The situation is so serious that ‘six students are sharing one soap and [tooth] pasteIt is shameful,’ he complained.

Siezed Passports
The students claimed that they were unable to find jobs because their passports were taken from them ‘for safe keeping’ by the Ghanaian Embassy when they arrived in that country in 2012.

‘We’ve had several meetings with the embassy and the only thing they tell us is that they’ve not received any money from the government. Our passports have been taken (from us)so we can only get our passports to travel when we are going back to Ghana,’ he bemoaned.

‘There are so many of us who even want to stop the course and come back (to Ghana),’ another student posited.

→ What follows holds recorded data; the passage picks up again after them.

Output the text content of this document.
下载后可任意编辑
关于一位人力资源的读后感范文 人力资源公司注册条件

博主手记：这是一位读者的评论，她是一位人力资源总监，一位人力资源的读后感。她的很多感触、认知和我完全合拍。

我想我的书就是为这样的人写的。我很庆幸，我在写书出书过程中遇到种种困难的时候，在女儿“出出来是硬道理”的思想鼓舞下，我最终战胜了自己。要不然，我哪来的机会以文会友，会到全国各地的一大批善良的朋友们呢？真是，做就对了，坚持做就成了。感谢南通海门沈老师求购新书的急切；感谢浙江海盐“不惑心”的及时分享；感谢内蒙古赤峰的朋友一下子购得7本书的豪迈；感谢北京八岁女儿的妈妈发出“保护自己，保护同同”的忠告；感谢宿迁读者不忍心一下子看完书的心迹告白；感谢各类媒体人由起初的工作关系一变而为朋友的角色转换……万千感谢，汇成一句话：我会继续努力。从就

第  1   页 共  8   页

About 250 students left Ghana for Cuba in 2012 to study in different fields of medicine with scholarship from the government.

According to the government, the students were selected from deprived areas across the country and billed to stay in Cuba for six years.

While in Cuba, the government was expected to remit each student $250 every month for their upkeep.

However, government has apparently failed to support the students as it promised, causing them to resort to other forms of income generation to support their education.

Robbery Incident
In early April this year, Ghanaians were inundated with news that three of the students had been arrested in Cuba for an alleged robbery incident in a hotel.

The three – all males – were said to be children of some high-level public officials, including a deputy minister of state, and the Ministry of Foreign Affairs later confirmed the arrests.

United Kingdom
Students in the United Kingdom have also been complaining about a similar treatment being meted out to them by the government.

They claimed that even though no student had been sacked from the various universities, their accounts were suspended until the tuition fees were paid for the 2013/2014 academic year.

They also claimed that their living allowances had been in arrears in the past 10 months (Since September, 2013).

Some of the affected students are in the universities of Nottingham, Leicester, Birmingham, Reading and Bradford.